5、[LG] Flat minima generalize for low-rank matrix recovery

L Ding, D Drusvyatskiy, M Fazel

[University of Washington]

将平坦最小值推广到低秩矩阵恢复。经验证据表明，对于各种超参数的非线性模型，尤其是在神经网络训练中，损失在最小化器周围的增长对其性能有很大影响。平坦最小值——那些损失增长缓慢的最小值——似乎可以很好地泛化。本文通过关注最简单的过参数化非线性模型：那些在低秩矩阵恢复中产生的模型，向理解这一现象迈出了一步。分析了过参数化矩阵和双线性感知、鲁棒PCA、协方差矩阵估计以及具有二次激活函数的单隐层神经网络。在所有情况下都表明，在标准统计假设下，由Hessian迹测量的平坦最小值可以完全恢复真值。对于矩阵补全，建立了弱恢复，尽管经验证据表明精确恢复在这里也是成立的。

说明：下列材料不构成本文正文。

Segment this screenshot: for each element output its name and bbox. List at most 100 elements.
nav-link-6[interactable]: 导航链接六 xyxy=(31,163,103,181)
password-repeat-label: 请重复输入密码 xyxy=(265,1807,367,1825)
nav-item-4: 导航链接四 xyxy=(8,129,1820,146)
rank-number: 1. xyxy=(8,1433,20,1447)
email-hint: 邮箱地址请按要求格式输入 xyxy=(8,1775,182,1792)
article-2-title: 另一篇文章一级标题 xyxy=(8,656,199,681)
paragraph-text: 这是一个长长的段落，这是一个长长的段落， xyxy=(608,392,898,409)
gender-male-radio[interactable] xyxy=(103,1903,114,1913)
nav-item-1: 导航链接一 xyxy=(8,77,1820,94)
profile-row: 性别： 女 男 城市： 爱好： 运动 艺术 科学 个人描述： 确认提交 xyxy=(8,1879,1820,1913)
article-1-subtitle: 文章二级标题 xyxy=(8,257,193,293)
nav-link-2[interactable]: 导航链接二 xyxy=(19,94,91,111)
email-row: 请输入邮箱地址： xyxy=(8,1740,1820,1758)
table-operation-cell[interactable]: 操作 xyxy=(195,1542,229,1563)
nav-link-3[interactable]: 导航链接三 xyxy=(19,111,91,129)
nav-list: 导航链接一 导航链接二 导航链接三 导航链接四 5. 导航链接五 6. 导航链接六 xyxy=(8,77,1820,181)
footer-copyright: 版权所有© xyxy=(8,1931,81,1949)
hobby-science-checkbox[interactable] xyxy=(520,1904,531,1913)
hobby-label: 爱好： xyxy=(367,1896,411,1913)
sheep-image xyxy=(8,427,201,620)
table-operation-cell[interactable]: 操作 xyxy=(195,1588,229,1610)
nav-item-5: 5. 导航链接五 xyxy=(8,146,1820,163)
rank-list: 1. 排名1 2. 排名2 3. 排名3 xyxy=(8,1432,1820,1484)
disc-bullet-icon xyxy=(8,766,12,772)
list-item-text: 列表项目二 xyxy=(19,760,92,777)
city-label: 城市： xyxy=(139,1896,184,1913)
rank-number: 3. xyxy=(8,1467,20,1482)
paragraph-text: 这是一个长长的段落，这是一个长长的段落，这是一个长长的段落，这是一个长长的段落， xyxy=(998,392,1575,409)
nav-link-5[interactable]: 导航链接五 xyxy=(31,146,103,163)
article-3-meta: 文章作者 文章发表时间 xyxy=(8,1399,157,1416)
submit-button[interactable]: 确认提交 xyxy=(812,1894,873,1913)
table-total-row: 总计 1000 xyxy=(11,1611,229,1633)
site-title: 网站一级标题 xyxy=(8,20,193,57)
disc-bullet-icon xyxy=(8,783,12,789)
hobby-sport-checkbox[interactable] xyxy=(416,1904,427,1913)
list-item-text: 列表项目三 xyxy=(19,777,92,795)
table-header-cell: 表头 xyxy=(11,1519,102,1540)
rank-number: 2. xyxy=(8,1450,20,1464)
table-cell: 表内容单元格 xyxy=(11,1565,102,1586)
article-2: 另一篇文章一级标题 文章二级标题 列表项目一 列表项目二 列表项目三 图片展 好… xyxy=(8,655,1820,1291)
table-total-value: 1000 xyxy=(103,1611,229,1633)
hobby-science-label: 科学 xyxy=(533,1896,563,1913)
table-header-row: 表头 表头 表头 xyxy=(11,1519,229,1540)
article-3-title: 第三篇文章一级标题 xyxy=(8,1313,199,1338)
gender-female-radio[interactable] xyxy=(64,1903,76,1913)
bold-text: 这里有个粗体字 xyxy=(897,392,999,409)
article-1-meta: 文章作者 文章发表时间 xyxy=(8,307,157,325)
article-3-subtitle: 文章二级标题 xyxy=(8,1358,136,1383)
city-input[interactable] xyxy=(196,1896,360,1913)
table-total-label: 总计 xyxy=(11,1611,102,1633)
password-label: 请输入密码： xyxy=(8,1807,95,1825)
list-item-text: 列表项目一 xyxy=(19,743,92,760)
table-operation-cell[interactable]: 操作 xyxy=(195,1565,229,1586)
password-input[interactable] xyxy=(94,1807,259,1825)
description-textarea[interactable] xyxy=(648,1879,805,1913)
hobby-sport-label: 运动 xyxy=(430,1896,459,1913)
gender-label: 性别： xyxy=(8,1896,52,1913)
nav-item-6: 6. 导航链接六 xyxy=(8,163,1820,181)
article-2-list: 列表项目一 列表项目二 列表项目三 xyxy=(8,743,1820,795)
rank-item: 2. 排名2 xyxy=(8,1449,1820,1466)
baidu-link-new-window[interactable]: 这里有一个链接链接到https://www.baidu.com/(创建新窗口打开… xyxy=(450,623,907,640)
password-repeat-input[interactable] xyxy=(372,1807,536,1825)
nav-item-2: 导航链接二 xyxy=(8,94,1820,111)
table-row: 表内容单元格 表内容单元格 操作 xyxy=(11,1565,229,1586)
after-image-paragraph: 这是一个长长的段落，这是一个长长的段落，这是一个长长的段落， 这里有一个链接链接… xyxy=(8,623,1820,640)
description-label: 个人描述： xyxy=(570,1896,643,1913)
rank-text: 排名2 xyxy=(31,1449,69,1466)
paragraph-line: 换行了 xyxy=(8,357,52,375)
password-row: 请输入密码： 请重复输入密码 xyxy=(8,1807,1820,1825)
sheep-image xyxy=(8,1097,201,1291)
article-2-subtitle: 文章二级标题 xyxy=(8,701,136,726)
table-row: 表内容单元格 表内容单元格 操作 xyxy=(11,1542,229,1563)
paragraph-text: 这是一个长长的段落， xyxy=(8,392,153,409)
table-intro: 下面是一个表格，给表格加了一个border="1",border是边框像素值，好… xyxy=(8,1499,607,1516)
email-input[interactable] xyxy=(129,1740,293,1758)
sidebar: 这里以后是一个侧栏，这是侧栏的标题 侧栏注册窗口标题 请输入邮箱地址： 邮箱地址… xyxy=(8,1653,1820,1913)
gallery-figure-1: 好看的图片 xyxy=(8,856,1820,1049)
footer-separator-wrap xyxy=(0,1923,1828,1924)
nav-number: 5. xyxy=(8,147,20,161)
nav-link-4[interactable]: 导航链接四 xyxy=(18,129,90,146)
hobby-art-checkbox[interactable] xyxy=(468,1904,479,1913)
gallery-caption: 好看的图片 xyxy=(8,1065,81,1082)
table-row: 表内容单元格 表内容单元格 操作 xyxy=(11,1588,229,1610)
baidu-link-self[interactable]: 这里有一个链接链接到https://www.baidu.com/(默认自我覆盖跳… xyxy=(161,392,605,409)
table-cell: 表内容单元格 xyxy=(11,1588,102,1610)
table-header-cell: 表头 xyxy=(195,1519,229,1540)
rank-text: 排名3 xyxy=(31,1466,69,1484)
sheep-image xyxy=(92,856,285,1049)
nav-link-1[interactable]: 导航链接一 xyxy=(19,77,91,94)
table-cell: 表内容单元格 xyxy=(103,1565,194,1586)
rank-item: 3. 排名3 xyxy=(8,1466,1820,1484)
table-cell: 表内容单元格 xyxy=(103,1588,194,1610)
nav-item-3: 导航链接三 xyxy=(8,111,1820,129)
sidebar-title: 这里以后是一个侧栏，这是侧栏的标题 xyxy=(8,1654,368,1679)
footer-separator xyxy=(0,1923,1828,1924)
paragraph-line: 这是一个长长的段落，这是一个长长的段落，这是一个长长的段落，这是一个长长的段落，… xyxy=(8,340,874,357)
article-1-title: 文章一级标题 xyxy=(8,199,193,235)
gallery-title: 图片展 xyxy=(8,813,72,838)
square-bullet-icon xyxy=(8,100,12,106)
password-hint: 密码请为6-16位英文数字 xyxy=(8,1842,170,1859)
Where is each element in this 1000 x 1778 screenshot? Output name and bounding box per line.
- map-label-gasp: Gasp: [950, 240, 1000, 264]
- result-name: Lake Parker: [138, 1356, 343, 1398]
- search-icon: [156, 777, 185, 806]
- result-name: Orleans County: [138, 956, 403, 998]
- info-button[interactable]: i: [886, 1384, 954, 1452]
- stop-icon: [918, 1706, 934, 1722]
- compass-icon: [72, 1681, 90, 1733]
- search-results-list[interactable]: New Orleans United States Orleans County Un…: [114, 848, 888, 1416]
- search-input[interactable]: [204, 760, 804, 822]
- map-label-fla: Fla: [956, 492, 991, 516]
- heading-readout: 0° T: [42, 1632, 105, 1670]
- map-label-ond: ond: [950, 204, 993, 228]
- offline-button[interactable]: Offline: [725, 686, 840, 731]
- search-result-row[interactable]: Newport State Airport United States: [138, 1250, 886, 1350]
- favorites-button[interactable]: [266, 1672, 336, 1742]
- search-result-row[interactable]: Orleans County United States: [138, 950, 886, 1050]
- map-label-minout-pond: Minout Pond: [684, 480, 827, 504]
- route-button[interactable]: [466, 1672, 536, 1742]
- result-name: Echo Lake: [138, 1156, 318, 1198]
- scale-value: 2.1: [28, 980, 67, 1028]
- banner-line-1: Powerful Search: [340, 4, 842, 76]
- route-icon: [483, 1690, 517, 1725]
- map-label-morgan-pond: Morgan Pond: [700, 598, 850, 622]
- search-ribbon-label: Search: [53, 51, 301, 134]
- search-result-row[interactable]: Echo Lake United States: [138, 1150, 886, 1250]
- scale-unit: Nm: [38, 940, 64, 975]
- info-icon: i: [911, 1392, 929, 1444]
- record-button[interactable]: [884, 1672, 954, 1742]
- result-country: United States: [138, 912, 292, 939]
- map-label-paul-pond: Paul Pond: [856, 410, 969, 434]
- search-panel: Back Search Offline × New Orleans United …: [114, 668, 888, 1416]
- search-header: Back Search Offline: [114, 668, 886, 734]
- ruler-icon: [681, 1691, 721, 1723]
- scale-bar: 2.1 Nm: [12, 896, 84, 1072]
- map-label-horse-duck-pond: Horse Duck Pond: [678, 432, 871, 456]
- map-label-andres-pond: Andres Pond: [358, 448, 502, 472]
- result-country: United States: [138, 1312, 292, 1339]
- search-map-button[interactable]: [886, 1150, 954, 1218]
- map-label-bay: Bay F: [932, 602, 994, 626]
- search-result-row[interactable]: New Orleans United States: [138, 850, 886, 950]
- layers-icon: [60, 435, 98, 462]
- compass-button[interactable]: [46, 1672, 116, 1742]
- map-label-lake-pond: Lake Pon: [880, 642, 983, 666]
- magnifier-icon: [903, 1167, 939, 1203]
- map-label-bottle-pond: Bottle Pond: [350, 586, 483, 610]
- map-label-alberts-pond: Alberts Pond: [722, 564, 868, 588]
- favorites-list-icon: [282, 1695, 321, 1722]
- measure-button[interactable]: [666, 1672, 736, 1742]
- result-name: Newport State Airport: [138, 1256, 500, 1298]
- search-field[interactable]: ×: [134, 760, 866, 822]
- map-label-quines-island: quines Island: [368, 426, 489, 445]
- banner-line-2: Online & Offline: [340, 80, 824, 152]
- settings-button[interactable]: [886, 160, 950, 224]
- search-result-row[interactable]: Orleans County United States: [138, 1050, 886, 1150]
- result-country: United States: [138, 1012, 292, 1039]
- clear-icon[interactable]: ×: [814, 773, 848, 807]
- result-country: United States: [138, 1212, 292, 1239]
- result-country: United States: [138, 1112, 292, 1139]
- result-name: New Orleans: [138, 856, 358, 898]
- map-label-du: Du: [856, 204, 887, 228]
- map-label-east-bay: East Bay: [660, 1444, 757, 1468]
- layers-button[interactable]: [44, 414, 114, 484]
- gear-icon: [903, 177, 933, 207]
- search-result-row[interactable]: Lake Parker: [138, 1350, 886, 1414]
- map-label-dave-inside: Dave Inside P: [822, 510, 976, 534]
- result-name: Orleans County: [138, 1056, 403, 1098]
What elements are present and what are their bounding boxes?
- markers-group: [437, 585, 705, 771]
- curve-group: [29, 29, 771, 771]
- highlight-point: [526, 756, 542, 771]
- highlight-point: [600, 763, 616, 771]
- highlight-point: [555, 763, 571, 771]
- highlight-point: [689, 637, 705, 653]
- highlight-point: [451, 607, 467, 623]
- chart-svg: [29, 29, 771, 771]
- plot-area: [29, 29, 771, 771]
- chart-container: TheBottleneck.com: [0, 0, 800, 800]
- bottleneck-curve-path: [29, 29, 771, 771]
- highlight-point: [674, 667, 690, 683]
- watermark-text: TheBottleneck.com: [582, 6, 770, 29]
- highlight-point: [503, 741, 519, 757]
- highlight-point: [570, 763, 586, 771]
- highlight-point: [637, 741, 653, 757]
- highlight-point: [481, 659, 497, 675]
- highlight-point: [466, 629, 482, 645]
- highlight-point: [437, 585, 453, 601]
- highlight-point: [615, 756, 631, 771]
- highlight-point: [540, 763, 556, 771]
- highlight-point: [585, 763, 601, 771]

Empirical evidence suggests that for a variety of overparameterized nonlinear models, most notably in neural network training, the growth of the loss around a minimizer strongly impacts its performance. Flat minima—those around which the loss grows slowly—appear to generalize well. This work takes a step towards understanding this phenomenon by focusing on the simplest class of overparameterized nonlinear models: those arising in low-rank matrix recovery. We analyze overparameterized matrix and bilinear sensing, robust PCA, covariance matrix estimation, and single hidden layer neural networks with quadratic activation functions. In all cases, we show that flat minima, measured by the trace of the Hessian, exactly recover the ground truth under standard statistical assumptions. For matrix completion, we establish weak recovery, although empirical evidence suggests exact recovery holds here as well. We complete the paper with synthetic experiments that illustrate our findings.